All values will be overriden with the ones from job.properties and eventually job-override.properties stored in module's main folder.

When overriding properties from job.properties, job-override.properties file can be created in main module directory (the one containing pom.xml file) and define all new properties which will override existing properties. One can provide those properties one by one as command line -D arguments.
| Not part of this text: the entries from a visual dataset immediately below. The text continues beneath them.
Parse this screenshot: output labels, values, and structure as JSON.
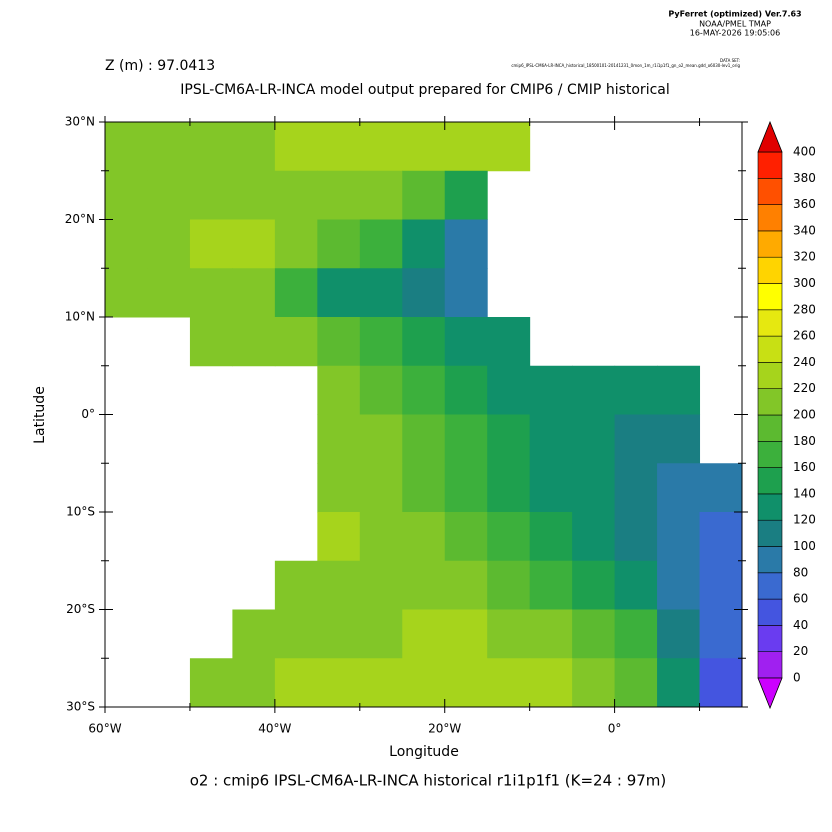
{
  "chart_data": {
    "type": "heatmap",
    "header": [
      "PyFerret (optimized) Ver.7.63",
      "NOAA/PMEL TMAP",
      "16-MAY-2026 19:05:06"
    ],
    "dataset_label": "DATA SET:",
    "dataset": "cmip6_IPSL-CM6A-LR-INCA_historical_18500101-20141231_0mon_1m_r1i1p1f1_gn_o2_mean.gdd_o6030-lev1_orig",
    "depth_label": "Z (m) : 97.0413",
    "title": "IPSL-CM6A-LR-INCA model output prepared for CMIP6 / CMIP historical",
    "x_label": "Longitude",
    "y_label": "Latitude",
    "footer": "o2 : cmip6 IPSL-CM6A-LR-INCA historical r1i1p1f1    (K=24 : 97m)",
    "xlim": [
      -60,
      15
    ],
    "ylim": [
      -30,
      30
    ],
    "xticks": [
      {
        "value": -60,
        "label": "60°W"
      },
      {
        "value": -40,
        "label": "40°W"
      },
      {
        "value": -20,
        "label": "20°W"
      },
      {
        "value": 0,
        "label": "0°"
      }
    ],
    "xminor": [
      -50,
      -30,
      -10,
      10
    ],
    "yticks": [
      {
        "value": 30,
        "label": "30°N"
      },
      {
        "value": 20,
        "label": "20°N"
      },
      {
        "value": 10,
        "label": "10°N"
      },
      {
        "value": 0,
        "label": "0°"
      },
      {
        "value": -10,
        "label": "10°S"
      },
      {
        "value": -20,
        "label": "20°S"
      },
      {
        "value": -30,
        "label": "30°S"
      }
    ],
    "yminor": [
      25,
      15,
      5,
      -5,
      -15,
      -25
    ],
    "lon": [
      -57.5,
      -52.5,
      -47.5,
      -42.5,
      -37.5,
      -32.5,
      -27.5,
      -22.5,
      -17.5,
      -12.5,
      -7.5,
      -2.5,
      2.5,
      7.5,
      12.5
    ],
    "lat": [
      27.5,
      22.5,
      17.5,
      12.5,
      7.5,
      2.5,
      -2.5,
      -7.5,
      -12.5,
      -17.5,
      -22.5,
      -27.5
    ],
    "values": [
      [
        210,
        212,
        215,
        218,
        220,
        222,
        225,
        228,
        230,
        228,
        null,
        null,
        null,
        null,
        null
      ],
      [
        212,
        214,
        216,
        218,
        218,
        216,
        210,
        195,
        150,
        null,
        null,
        null,
        null,
        null,
        null
      ],
      [
        210,
        215,
        220,
        220,
        215,
        195,
        160,
        120,
        80,
        null,
        null,
        null,
        null,
        null,
        null
      ],
      [
        200,
        205,
        210,
        200,
        170,
        130,
        120,
        110,
        90,
        null,
        null,
        null,
        null,
        null,
        null
      ],
      [
        null,
        null,
        210,
        205,
        200,
        185,
        160,
        140,
        130,
        125,
        null,
        null,
        null,
        null,
        null
      ],
      [
        null,
        null,
        null,
        null,
        null,
        200,
        185,
        165,
        145,
        135,
        130,
        130,
        130,
        125,
        null
      ],
      [
        null,
        null,
        null,
        null,
        null,
        210,
        200,
        180,
        160,
        145,
        135,
        125,
        115,
        105,
        null
      ],
      [
        null,
        null,
        null,
        null,
        null,
        215,
        210,
        195,
        175,
        150,
        135,
        120,
        110,
        95,
        80
      ],
      [
        null,
        null,
        null,
        null,
        null,
        220,
        215,
        205,
        190,
        170,
        150,
        130,
        110,
        90,
        75
      ],
      [
        null,
        null,
        null,
        null,
        215,
        215,
        210,
        210,
        200,
        190,
        175,
        150,
        120,
        90,
        70
      ],
      [
        null,
        null,
        null,
        210,
        210,
        215,
        215,
        220,
        220,
        215,
        205,
        190,
        160,
        110,
        60
      ],
      [
        null,
        null,
        200,
        210,
        220,
        225,
        230,
        235,
        235,
        230,
        225,
        215,
        190,
        130,
        50
      ]
    ],
    "levels": [
      0,
      20,
      40,
      60,
      80,
      100,
      120,
      140,
      160,
      180,
      200,
      220,
      240,
      260,
      280,
      300,
      320,
      340,
      360,
      380,
      400
    ],
    "colors": [
      "#cc00ff",
      "#a020f0",
      "#6a3cf0",
      "#4455e0",
      "#3a6ad0",
      "#2a7aa8",
      "#1a7e82",
      "#10906a",
      "#1ea04e",
      "#3cb03c",
      "#5cba30",
      "#82c628",
      "#a6d41c",
      "#c8e014",
      "#e6e810",
      "#ffff00",
      "#ffd400",
      "#ffaa00",
      "#ff8000",
      "#ff5000",
      "#ff2000",
      "#e00000",
      "#a00000"
    ]
  }
}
Properties overriding order is the following:

  1. pom.xml defined properties (located in the project root dir)
  2. ~/.dhp/application.properties defined properties
  3. ${workflow.source.dir}/job.properties
  4. job-override.properties (located in the project root dir)
  5. maven -Dparam=value

where the maven -Dparam property is overriding all the other ones.
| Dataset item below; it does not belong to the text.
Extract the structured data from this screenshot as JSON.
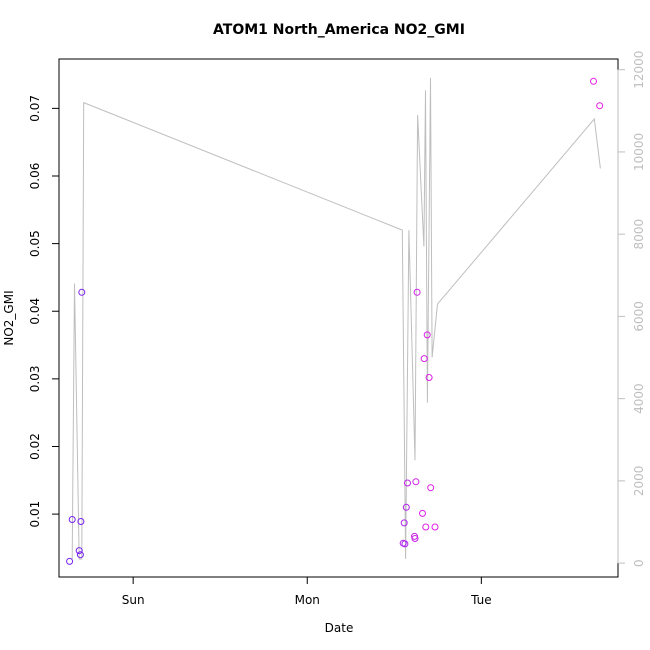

Workflow definition requirements

workflow.source.dir property should point to the following directory structure:

[${workflow.source.dir}]
	|
	|-job.properties (optional)
	|
	\-[oozie_app]
		|
		\-workflow.xml

This property can be set using maven -D switch.

[oozie_app] is the default directory name however it can be set to any value as soon as oozieAppDir property is provided with directory name as value.
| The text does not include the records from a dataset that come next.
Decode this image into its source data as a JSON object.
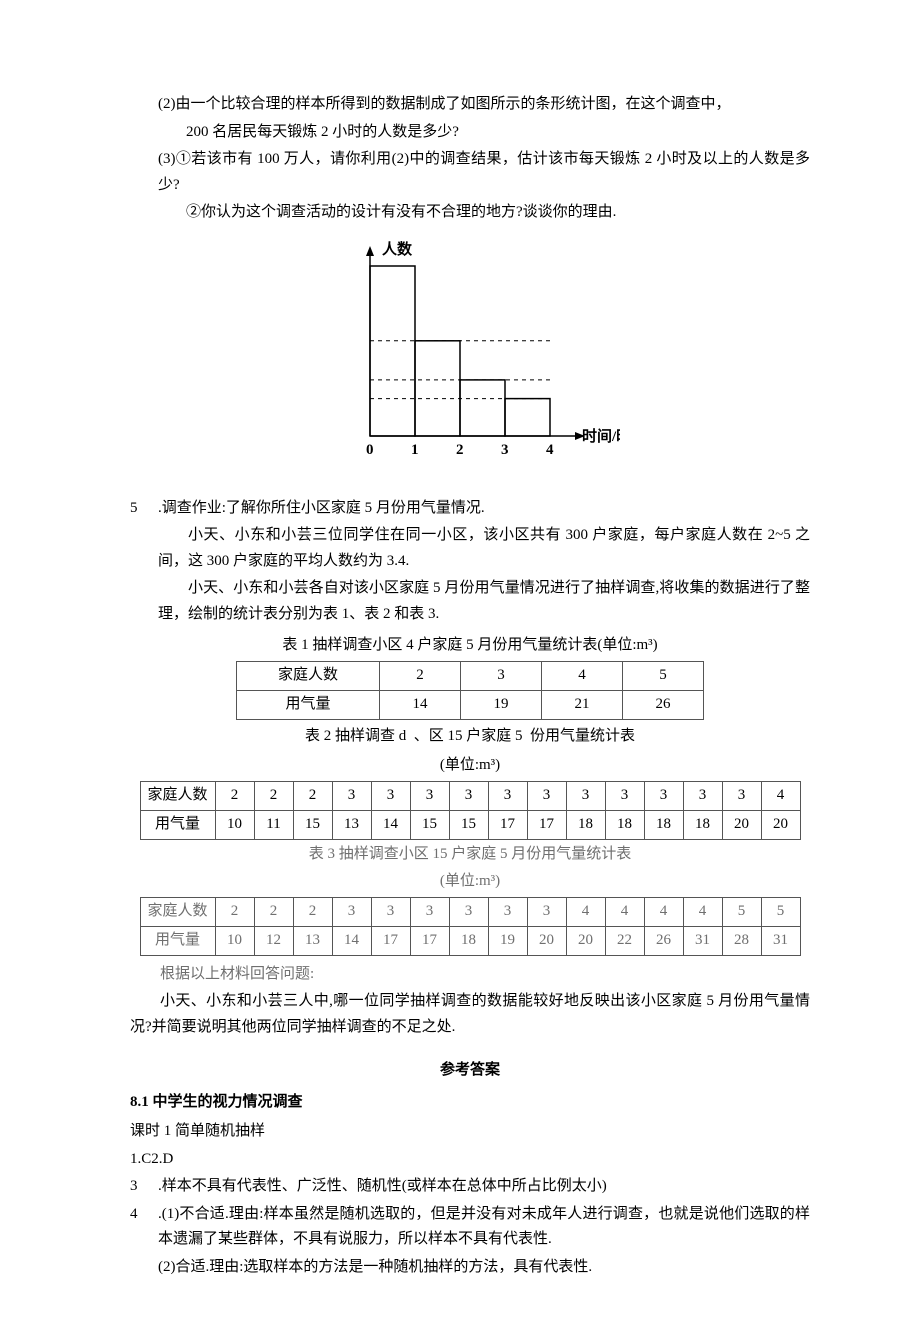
{
  "colors": {
    "text": "#000000",
    "gray_text": "#6f6f6f",
    "border": "#555555",
    "bg": "#ffffff",
    "chart_stroke": "#000000"
  },
  "top_section": {
    "line2": "(2)由一个比较合理的样本所得到的数据制成了如图所示的条形统计图，在这个调查中，",
    "line2b": "200 名居民每天锻炼 2 小时的人数是多少?",
    "line3": "(3)①若该市有 100 万人，请你利用(2)中的调查结果，估计该市每天锻炼 2 小时及以上的人数是多少?",
    "line3b": "②你认为这个调查活动的设计有没有不合理的地方?谈谈你的理由."
  },
  "chart": {
    "type": "bar",
    "x_label": "时间/时",
    "y_label": "人数",
    "x_ticks": [
      "0",
      "1",
      "2",
      "3",
      "4"
    ],
    "bars": [
      {
        "x": 0,
        "height_ratio": 1.0
      },
      {
        "x": 1,
        "height_ratio": 0.56
      },
      {
        "x": 2,
        "height_ratio": 0.33
      },
      {
        "x": 3,
        "height_ratio": 0.22
      }
    ],
    "dashed_guides": [
      0.56,
      0.33,
      0.22
    ],
    "stroke": "#000000",
    "stroke_width": 1.5,
    "bar_fill": "none"
  },
  "q5": {
    "num": "5",
    "dot": ".",
    "title": "调查作业:了解你所住小区家庭 5 月份用气量情况.",
    "p1": "小天、小东和小芸三位同学住在同一小区，该小区共有 300 户家庭，每户家庭人数在 2~5 之间，这 300 户家庭的平均人数约为 3.4.",
    "p2": "小天、小东和小芸各自对该小区家庭 5 月份用气量情况进行了抽样调查,将收集的数据进行了整理，绘制的统计表分别为表 1、表 2 和表 3.",
    "t1_caption": "表 1 抽样调查小区 4 户家庭 5 月份用气量统计表(单位:m³)",
    "t2_caption_a": "表 2 抽样调查 d",
    "t2_caption_b": "、区 15 户家庭 5",
    "t2_caption_c": "份用气量统计表",
    "t2_unit": "(单位:m³)",
    "t3_caption": "表 3   抽样调查小区 15 户家庭 5 月份用气量统计表",
    "t3_unit": "(单位:m³)",
    "t1": {
      "row_labels": [
        "家庭人数",
        "用气量"
      ],
      "cols": [
        "2",
        "3",
        "4",
        "5"
      ],
      "vals": [
        "14",
        "19",
        "21",
        "26"
      ]
    },
    "t2": {
      "row_labels": [
        "家庭人数",
        "用气量"
      ],
      "r1": [
        "2",
        "2",
        "2",
        "3",
        "3",
        "3",
        "3",
        "3",
        "3",
        "3",
        "3",
        "3",
        "3",
        "3",
        "4"
      ],
      "r2": [
        "10",
        "11",
        "15",
        "13",
        "14",
        "15",
        "15",
        "17",
        "17",
        "18",
        "18",
        "18",
        "18",
        "20",
        "20"
      ]
    },
    "t3": {
      "row_labels": [
        "家庭人数",
        "用气量"
      ],
      "r1": [
        "2",
        "2",
        "2",
        "3",
        "3",
        "3",
        "3",
        "3",
        "3",
        "4",
        "4",
        "4",
        "4",
        "5",
        "5"
      ],
      "r2": [
        "10",
        "12",
        "13",
        "14",
        "17",
        "17",
        "18",
        "19",
        "20",
        "20",
        "22",
        "26",
        "31",
        "28",
        "31"
      ]
    },
    "followup": "根据以上材料回答问题:",
    "question": "小天、小东和小芸三人中,哪一位同学抽样调查的数据能较好地反映出该小区家庭 5 月份用气量情况?并简要说明其他两位同学抽样调查的不足之处."
  },
  "answers": {
    "title": "参考答案",
    "sec": "8.1 中学生的视力情况调查",
    "sub": "课时 1 简单随机抽样",
    "l1": "1.C2.D",
    "n3": "3",
    "a3": "样本不具有代表性、广泛性、随机性(或样本在总体中所占比例太小)",
    "n4": "4",
    "a4_1": "(1)不合适.理由:样本虽然是随机选取的，但是并没有对未成年人进行调查，也就是说他们选取的样本遗漏了某些群体，不具有说服力，所以样本不具有代表性.",
    "a4_2": "(2)合适.理由:选取样本的方法是一种随机抽样的方法，具有代表性."
  }
}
Sub-workflows are supported as well and sub-workflow directories should be nested within [oozie_app] directory.

Creating oozie installer step-by-step

Automated oozie-installer steps are the following:

  1. creating jar packages: *.jar and *tests.jar along with copying all dependencies in target/dependencies
  2. reading properties from maven, ~/.dhp/application.properties, job.properties, job-override.properties
  3. invoking priming mechanism linking resources from import.txt file (currently resolving subworkflow resources)
  4. assembling shell scripts for preparing Hadoop filesystem, uploading Oozie application and starting workflow
  5. copying whole ${workflow.source.dir} content to target/${oozie.package.file.name}
  6. generating updated job.properties file in target/${oozie.package.file.name} based on maven, ~/.dhp/application.properties, job.properties and job-override.properties
  7. creating lib directory (or multiple directories for sub-workflows for each nested directory) and copying jar packages created at step (1) to each one of them
  8. bundling whole ${oozie.package.file.name} directory into single tar.gz package

Uploading oozie package and running workflow on cluster

In order to simplify deployment and execution process two dedicated profiles were introduced:

  • deploy
  • run

to be used along with oozie-package profile e.g. by providing -Poozie-package,deploy,run maven parameters.

The deploy profile supplements packaging process with:

  1. uploading oozie-package via scp to /home/${user.name}/oozie-packages directory on ${dhp.hadoop.frontend.host.name} machine
  2. extracting uploaded package
  3. uploading oozie content to hadoop cluster HDFS location defined in oozie.wf.application.path property (generated dynamically by maven build process, based on ${dhp.hadoop.frontend.user.name} and workflow.source.dir properties)

The run profile introduces:

  1. executing oozie application uploaded to HDFS cluster using deploy command. Triggers run_workflow.sh script providing runtime properties defined in job.properties file.

Notice: ssh access to frontend machine has to be configured on system level and it is preferable to set key-based authentication in order to simplify remote operations.